The quiet lesson most people miss
I’m not abandoning TikTok.
But for now, Reddit has earned the top spot in my organic traffic strategy.
Not because it’s trendy. Not because someone promised fast results.
But because it fits my strengths, my time constraints, and my reality.
And that’s the part I think matters most.
Progress doesn’t always come from doing more. Sometimes it comes from doing the right thing—more efficiently.
This week didn’t come with a big win.
No income screenshots. No breakthrough moment.
But something important happened: clarity.
And at this stage of the $250/day challenge, that’s a win I’ll take every time.
A quiet next step (if you’re curious)
If you’re following this journey and wondering what exact system I’m using to build this the slow but sustainable way, I’ve shared it on my blog.
It’s the same beginner-friendly affiliate marketing path I’m personally following—no hype, no pressure.
You can find it through my site if you want to explore further, or click here: The Beginner’s Business Blueprint.
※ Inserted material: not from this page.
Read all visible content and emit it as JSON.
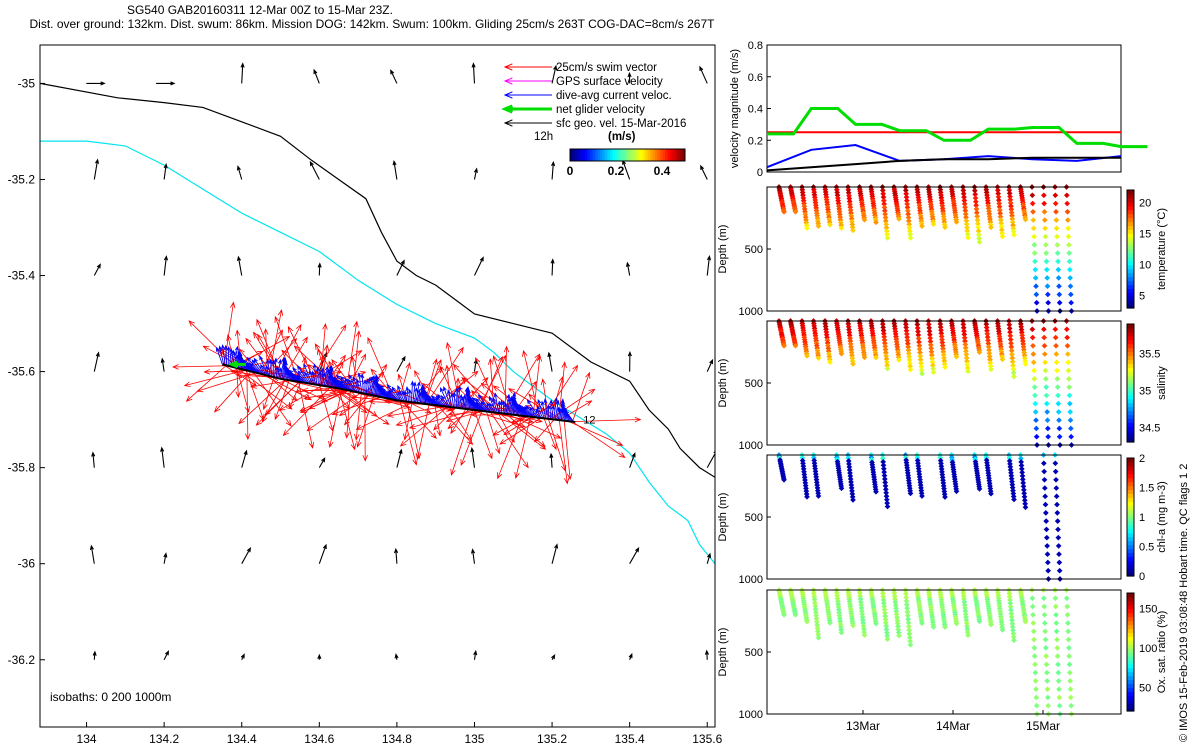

Once you know the system, you will want to learn how to apply it efficiently inside the niche you decide, with all the help that will guaranty your success. That’s what the Internet Profits Academy is for. Read more about it here and see if this is for you: The Internet Profits Academy.
More updates coming soon.

P.S. My Reddit account: u/lefm99

Hi Martin – I really enjoyed this post. That holiday pause and the honesty you brought to it is exactly what most people skip, and it’s why your pivot worked. I love how you framed it. TikTok wasn’t “bad,” it was just expensive in time, and you made the smart move to choose a strategy that fits your strengths and your real-life schedule. That Reddit approach is textbook sustainable growth: learn the culture, contribute first, be useful, then let the clicks happen naturally. You have me very intrigued with Reddit. However, I must admit I don’t know anything about that system or platform. A 42% traffic jump without hype or hacks is a big deal, and the biggest win you nailed this week was clarity. That kind of clarity is momentum. Keep going.